Medical miracle! Sexagenarian cheats death even after being shot in the neck

Govindappa’s miraculous escape from a bullet injury may well be a medical marvel.

Published: 18th August 2016 03:36 AM  |   Last Updated: 18th August 2016 11:40 AM   |  A+A-

BENGALURU: Sixty-eight-year-old Govindappa, who was accidentally shot by a two-and-a-half-year old toddler on Monday, is recovering well at Sparsh Hospital in Yeshwanthpur. The tale of his escape from death is nothing short of a miracle.

The incident happened at the residence of former BJP corporator K Muniraju at Chokkasandra in Peenya on Monday.

Capture.JPGGovindappa was immediately rushed to Premier Sanjeevini Hospital in Chokkasandra, Peenya. Later, he was brought to Sparsh Hospital. By the time he reached Sparsh, it was more than an hour since he was shot.

Usually, anyone with such grievous injury would bleed to death. But, surprisingly, there wasn’t much bleeding in Govindappa’s case, said the doctors who treated him at Sparsh Hospital.

Dr Ravikiran S J, consultant general surgeon at Sparsh and one of the surgeons who operated on Govindappa, said, “The bullet entered above the sternum (breastbone) and exited from the back of the neck. Since there was a leak in the trachea (windpipe), and the air was escaping from the hole, that was plugged first. There was no remnant of the bullet. No major vessels were damaged. The windpipe is packed with crucial vessels and nerves. In the worst case, the bullet could have hit the carotid vessels (that supplies oxegenated blood to the head and neck). But, they weren’t damaged. Even the spinal cord wasn’t damaged.”

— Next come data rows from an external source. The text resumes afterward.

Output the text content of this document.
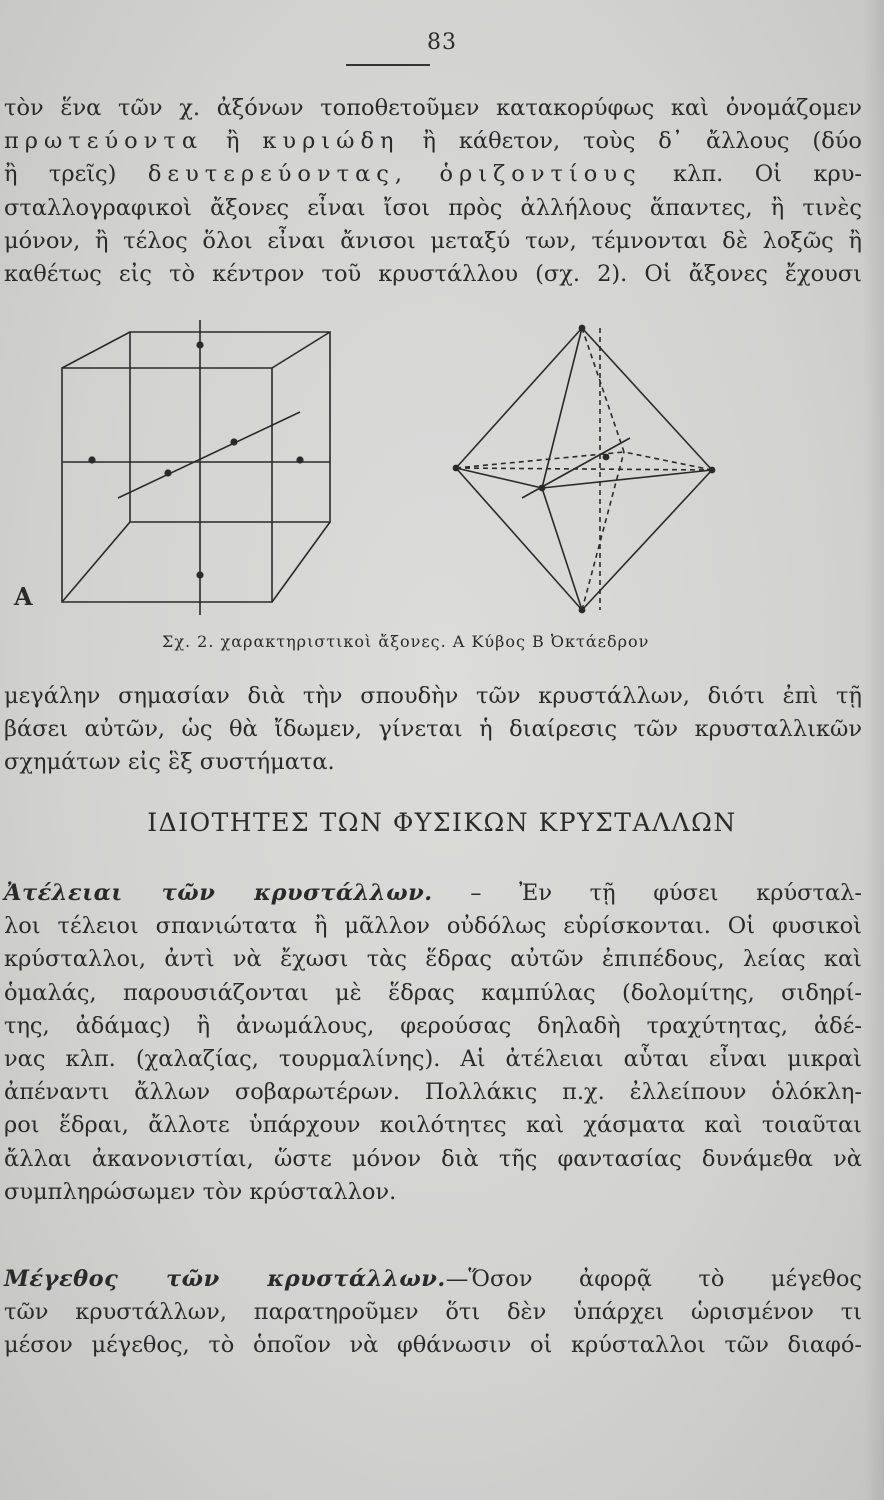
83

τὸν ἕνα τῶν χ. ἀξόνων τοποθετοῦμεν κατακορύφως καὶ ὀνομάζομεν
πρωτεύοντα ἢ κυριώδη ἢ κάθετον, τοὺς δ᾽ ἄλλους (δύο
ἢ τρεῖς) δευτερεύοντας, ὁριζοντίους κλπ. Οἱ κρυ-
σταλλογραφικοὶ ἄξονες εἶναι ἴσοι πρὸς ἀλλήλους ἅπαντες, ἢ τινὲς
μόνον, ἢ τέλος ὅλοι εἶναι ἄνισοι μεταξύ των, τέμνονται δὲ λοξῶς ἢ
καθέτως εἰς τὸ κέντρον τοῦ κρυστάλλου (σχ. 2). Οἱ ἄξονες ἔχουσι

A
Σχ. 2. χαρακτηριστικοὶ ἄξονες. Α Κύβος Β Ὀκτάεδρον

μεγάλην σημασίαν διὰ τὴν σπουδὴν τῶν κρυστάλλων, διότι ἐπὶ τῇ
βάσει αὐτῶν, ὡς θὰ ἴδωμεν, γίνεται ἡ διαίρεσις τῶν κρυσταλλικῶν
σχημάτων εἰς ἓξ συστήματα.

ΙΔΙΟΤΗΤΕΣ ΤΩΝ ΦΥΣΙΚΩΝ ΚΡΥΣΤΑΛΛΩΝ

Ἀτέλειαι τῶν κρυστάλλων. – Ἐν τῇ φύσει κρύσταλ-
λοι τέλειοι σπανιώτατα ἢ μᾶλλον οὐδόλως εὑρίσκονται. Οἱ φυσικοὶ
κρύσταλλοι, ἀντὶ νὰ ἔχωσι τὰς ἕδρας αὐτῶν ἐπιπέδους, λείας καὶ
ὁμαλάς, παρουσιάζονται μὲ ἕδρας καμπύλας (δολομίτης, σιδηρί-
της, ἀδάμας) ἢ ἀνωμάλους, φερούσας δηλαδὴ τραχύτητας, ἀδέ-
νας κλπ. (χαλαζίας, τουρμαλίνης). Αἱ ἀτέλειαι αὗται εἶναι μικραὶ
ἀπέναντι ἄλλων σοβαρωτέρων. Πολλάκις π.χ. ἐλλείπουν ὁλόκλη-
ροι ἕδραι, ἄλλοτε ὑπάρχουν κοιλότητες καὶ χάσματα καὶ τοιαῦται
ἄλλαι ἀκανονιστίαι, ὥστε μόνον διὰ τῆς φαντασίας δυνάμεθα νὰ
συμπληρώσωμεν τὸν κρύσταλλον.

Μέγεθος τῶν κρυστάλλων.—Ὅσον ἀφορᾷ τὸ μέγεθος
τῶν κρυστάλλων, παρατηροῦμεν ὅτι δὲν ὑπάρχει ὡρισμένον τι
μέσον μέγεθος, τὸ ὁποῖον νὰ φθάνωσιν οἱ κρύσταλλοι τῶν διαφό-
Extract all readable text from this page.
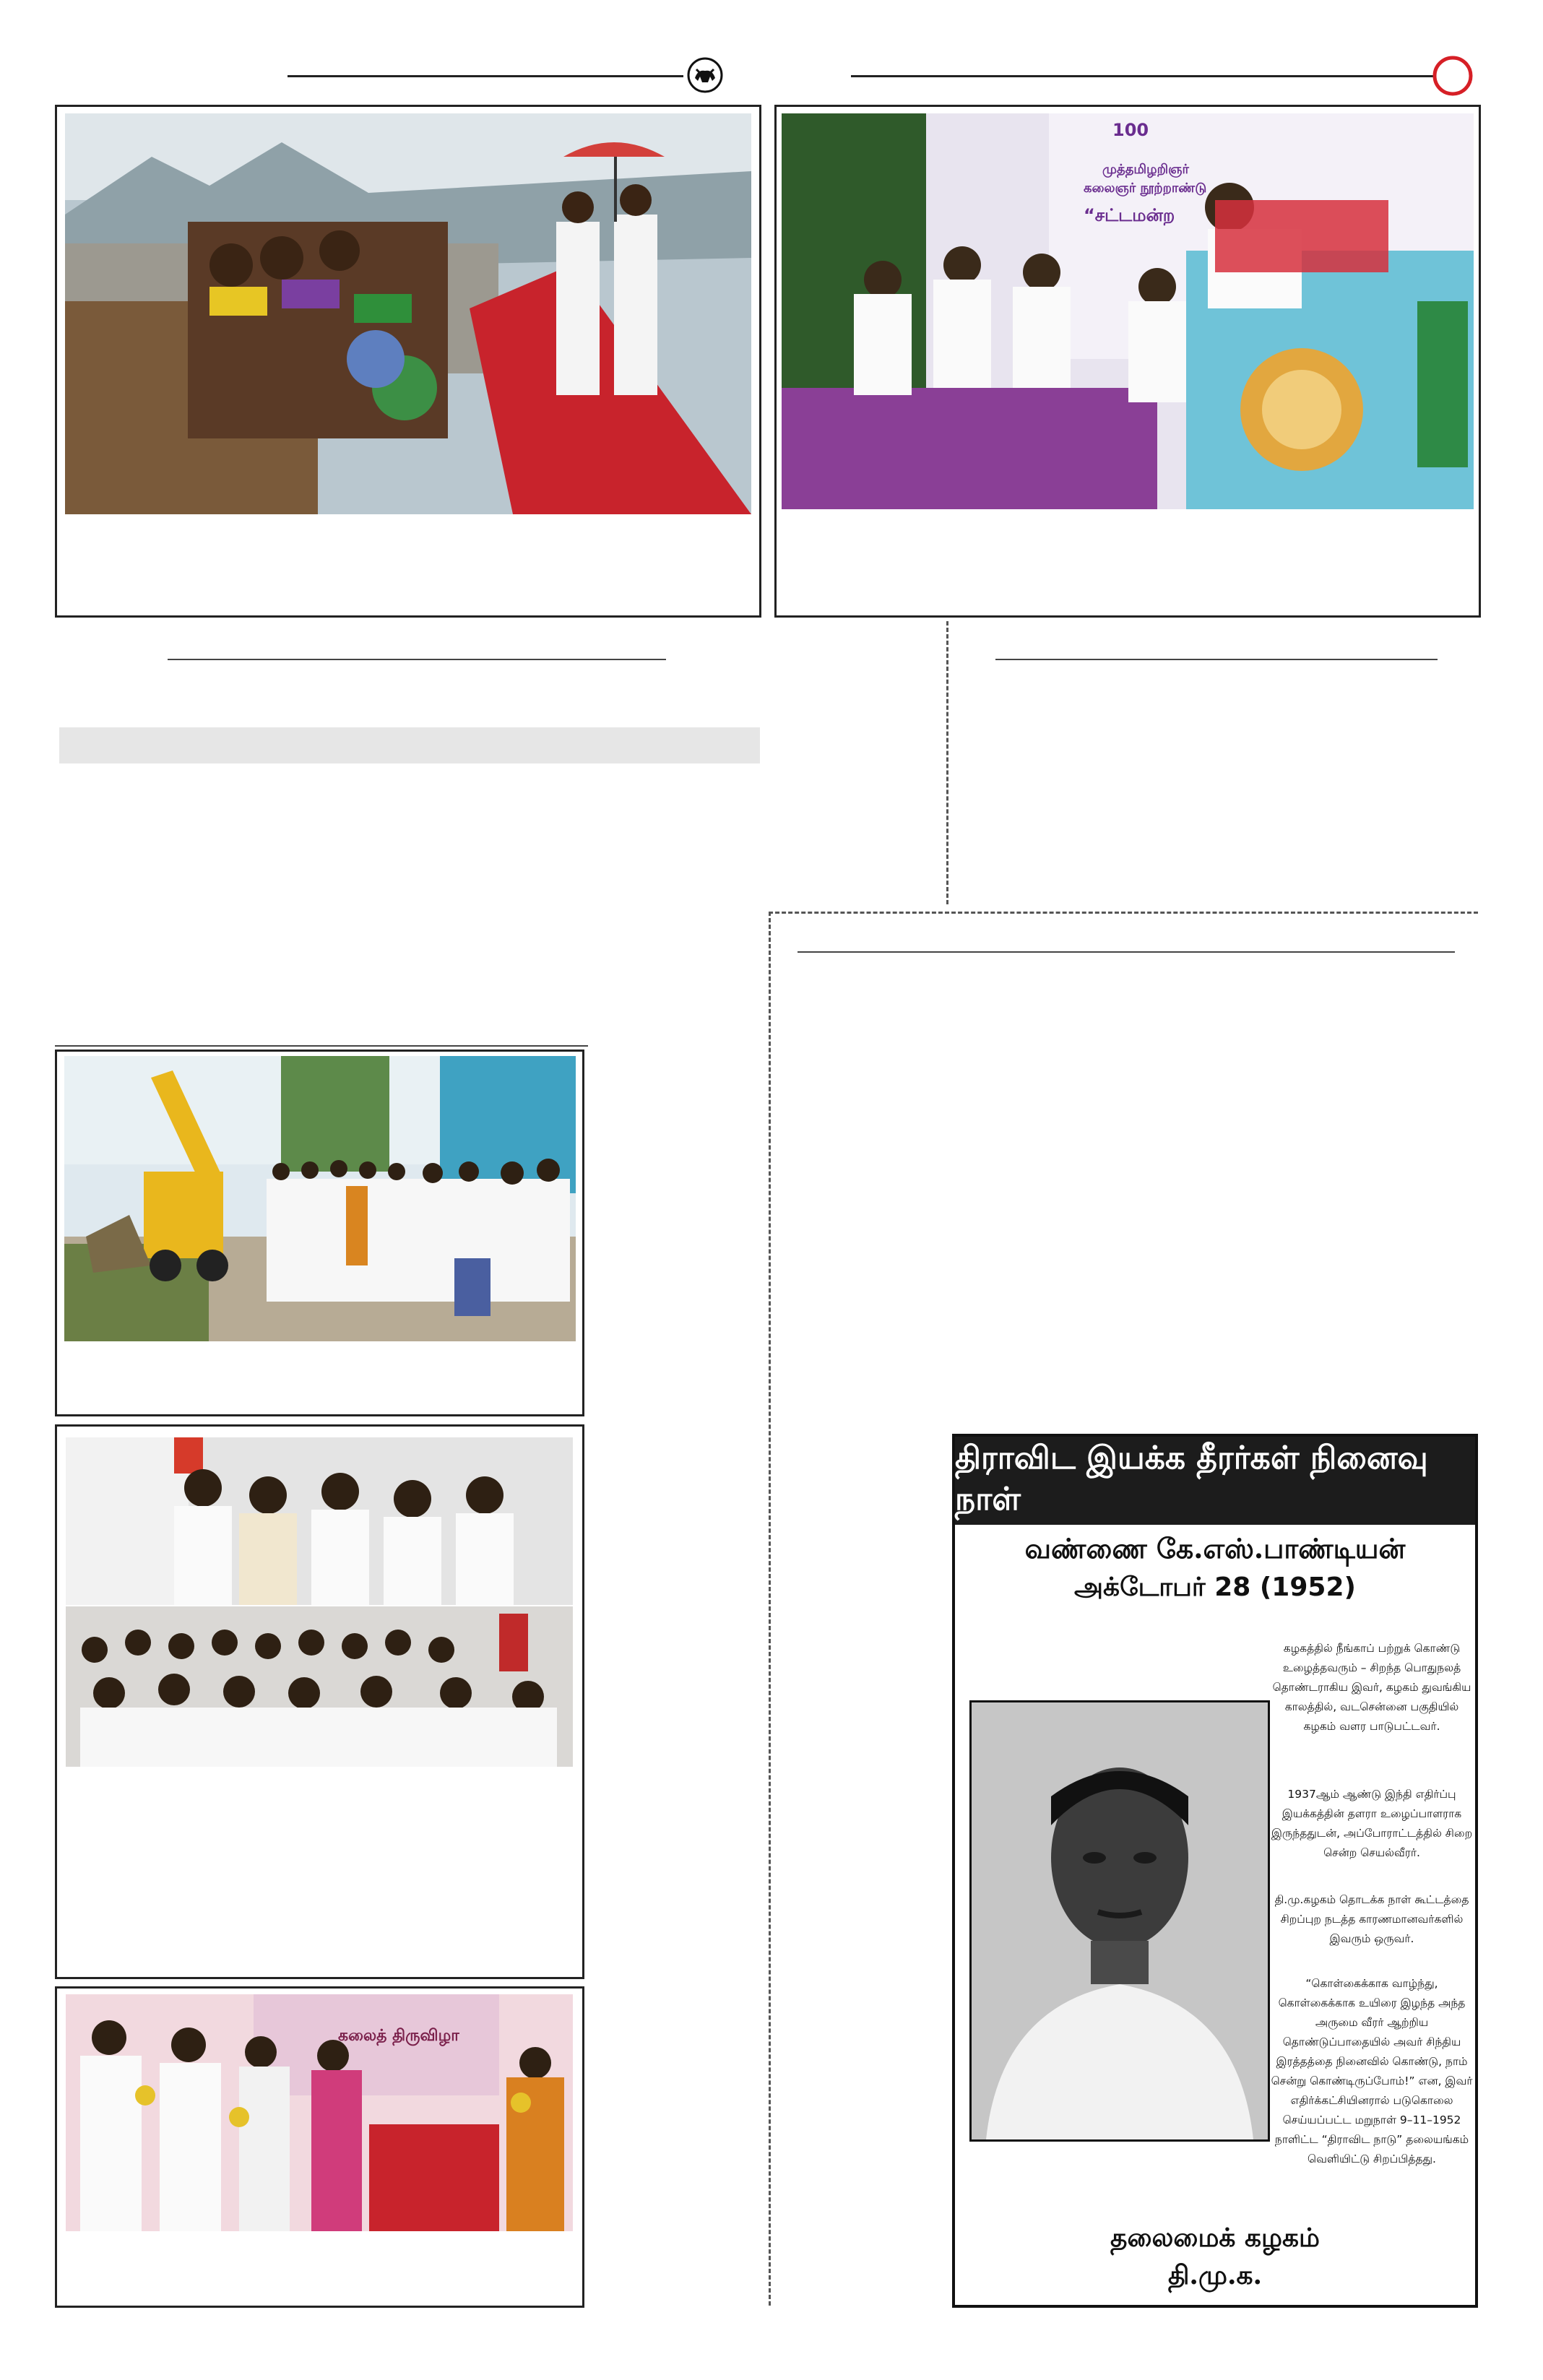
முத்தமிழறிஞர்
கலைஞர் நூற்றாண்டு
“சட்டமன்ற
100
கலைத் திருவிழா
திராவிட இயக்க தீரர்கள் நினைவு நாள்
வண்ணை கே.எஸ்.பாண்டியன்
அக்டோபர் 28 (1952)
கழகத்தில் நீங்காப் பற்றுக் கொண்டு உழைத்தவரும் – சிறந்த பொதுநலத் தொண்டராகிய இவர், கழகம் துவங்கிய காலத்தில், வடசென்னை பகுதியில் கழகம் வளர பாடுபட்டவர்.
1937ஆம் ஆண்டு இந்தி எதிர்ப்பு இயக்கத்தின் தளரா உழைப்பாளராக இருந்ததுடன், அப்போராட்டத்தில் சிறை சென்ற செயல்வீரர்.
தி.மு.கழகம் தொடக்க நாள் கூட்டத்தை சிறப்புற நடத்த காரணமானவர்களில் இவரும் ஒருவர்.
“கொள்கைக்காக வாழ்ந்து, கொள்கைக்காக உயிரை இழந்த அந்த அருமை வீரர் ஆற்றிய தொண்டுப்பாதையில் அவர் சிந்திய இரத்தத்தை நினைவில் கொண்டு, நாம் சென்று கொண்டிருப்போம்!” என, இவர் எதிர்க்கட்சியினரால் படுகொலை செய்யப்பட்ட மறுநாள் 9–11–1952 நாளிட்ட “திராவிட நாடு” தலையங்கம் வெளியிட்டு சிறப்பித்தது.
தலைமைக் கழகம்
தி.மு.க.
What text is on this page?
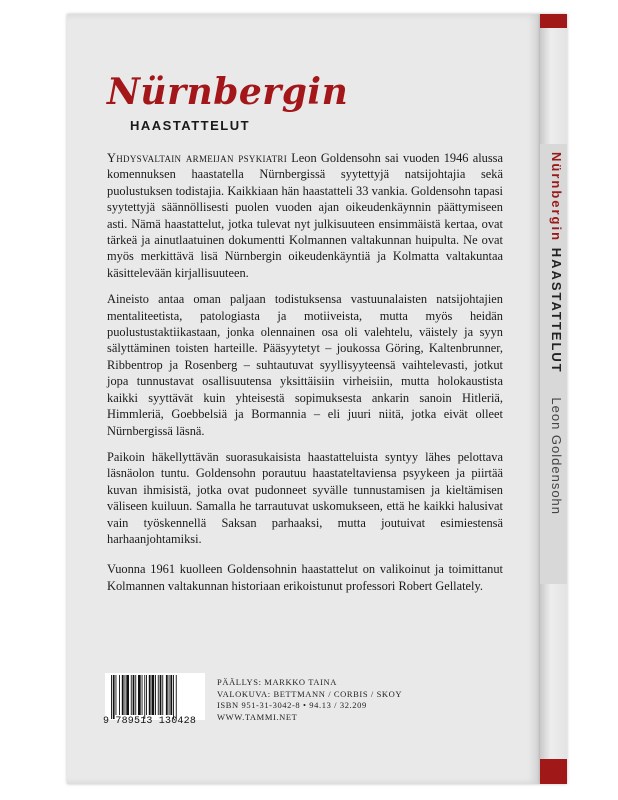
Nürnbergin
HAASTATTELUT

Yhdysvaltain armeijan psykiatri Leon Goldensohn sai vuoden 1946 alussa komennuksen haastatella Nürnbergissä syytettyjä natsijohtajia sekä puolustuksen todistajia. Kaikkiaan hän haastatteli 33 vankia. Goldensohn tapasi syytettyjä säännöllisesti puolen vuoden ajan oikeudenkäynnin päättymiseen asti. Nämä haastattelut, jotka tulevat nyt julkisuuteen ensimmäistä kertaa, ovat tärkeä ja ainutlaatuinen dokumentti Kolmannen valtakunnan huipulta. Ne ovat myös merkittävä lisä Nürnbergin oikeudenkäyntiä ja Kolmatta valtakuntaa käsittelevään kirjallisuuteen.

Aineisto antaa oman paljaan todistuksensa vastuunalaisten natsijohtajien mentaliteetista, patologiasta ja motiiveista, mutta myös heidän puolustustaktiikastaan, jonka olennainen osa oli valehtelu, väistely ja syyn sälyttäminen toisten harteille. Pääsyytetyt – joukossa Göring, Kaltenbrunner, Ribbentrop ja Rosenberg – suhtautuvat syyllisyyteensä vaihtelevasti, jotkut jopa tunnustavat osallisuutensa yksittäisiin virheisiin, mutta holokaustista kaikki syyttävät kuin yhteisestä sopimuksesta ankarin sanoin Hitleriä, Himmleriä, Goebbelsiä ja Bormannia – eli juuri niitä, jotka eivät olleet Nürnbergissä läsnä.

Paikoin häkellyttävän suorasukaisista haastatteluista syntyy lähes pelottava läsnäolon tuntu. Goldensohn porautuu haastateltaviensa psyykeen ja piirtää kuvan ihmisistä, jotka ovat pudonneet syvälle tunnustamisen ja kieltämisen väliseen kuiluun. Samalla he tarrautuvat uskomukseen, että he kaikki halusivat vain työskennellä Saksan parhaaksi, mutta joutuivat esimiestensä harhaanjohtamiksi.

Vuonna 1961 kuolleen Goldensohnin haastattelut on valikoinut ja toimittanut Kolmannen valtakunnan historiaan erikoistunut professori Robert Gellately.

9 789513 130428
PÄÄLLYS: MARKKO TAINA
VALOKUVA: BETTMANN / CORBIS / SKOY
ISBN 951-31-3042-8 • 94.13 / 32.209
WWW.TAMMI.NET
Nürnbergin HAASTATTELUT Leon Goldensohn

“Also, he could have been quadriplegic (paralysed), but had a narrow escape,” he added.

Govindappa was conscious and responsive when he was brought to the hospital. Post surgery, till Tuesday, he was intubated. Now, he can talk and eat normally, the doctors added.

However, all is not well. His brachial plexus has been injured. The brachial plexus is a network of nerves that sends signals from spine to shoulder, arm and hand. A brachial plexus injury occurs when these nerves are stretched,compressed or torn from the spinal cord.

At the moment, the patient cannot lift his hand or flex his elbow, which the doctors hope he will be able to in the next four to six weeks.

Dr Bharath S P, consultant cosmetic and plastic surgeon, who also operated on Govindappa, said, “A few nerves on the upper part of his brachial plexus have been injured. Praxia (performance of movements) is affected. It should heal with time or we will have to perform more surgeries.” “He can be discharged in two days. Also, he can be treated as an outpatient. He will definitely need physiotherapy,” the surgeon added.

The other surgeons who operated on Govindappa include Sreedhara V and Ravi Kiran.